Zunächst möchte ich auf das Verhältnis von Betreuungsgeld und Elterngeld eingehen. Der von der Familie geschilderte Grundsatz, dass Elterngeld und Betreuungsgeld nicht zeitlich parallel, sondern nur nacheinander bezogen werden können, ist richtig. In dem von Ihnen dargestellten Fall handelt es sich jedoch lediglich um eine Verlängerung des Auszahlungszeitraums, das heißt, es wird allein der jeweils zustehende Monatsbetrag des Elterngeldes halbiert und in einer ersten und zweiten Rate ausgezahlt. Die Verlängerung des Auszahlungszeitraums beim Elterngeld führt nicht zu einer Verlängerung des Bezugszeitraums des Elterngeldes. Bei Verlängerung des Auszahlungszeitraums des Elterngeldes kann daher parallel zur Auszahlung der zweiten Raten des Elterngeldes bereits Betreuungsgeld bezögen werden.
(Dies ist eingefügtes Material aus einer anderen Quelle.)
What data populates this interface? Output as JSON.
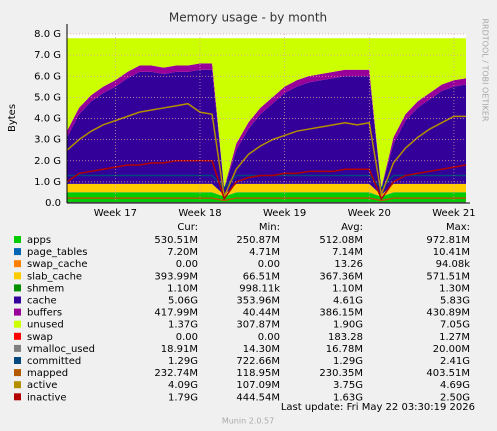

Der in der beigefügten Tabelle von der Familie errechnete finanzielle Nachteil entsteht also gerade nicht.
Nun zur Stichtagsregelung: Grundsätzlich steht das Betreuungsgeld für Kinder im zweiten und dritten Lebensjahr zur Verfügung. Ausnahmsweise sieht die Stichtagsregelung für das erste Jahr der Einführung eine abweichende Handhabung insofern vor, als dass Betreuungsgeld in diesem Übergangszeitraum nur für Kinder im zweiten Lebensjahr bereit steht. Es wurde vom Deutschen Bundestag beschlossen, dass das Betreuungsgeldgesetz zum 1. August 2013 und damit parallel zur Einführung des Rechtsanspruchs auf Kinderbetreuung vom vollendeten ersten bis zum vollendeten dritten Lebensjahr in Kraft tritt. Der Stichtag für den o. g. Übergangszeitraum wurde deshalb vom Gesetzgeber auf den Geburtstermin 1. August 2012 gelegt.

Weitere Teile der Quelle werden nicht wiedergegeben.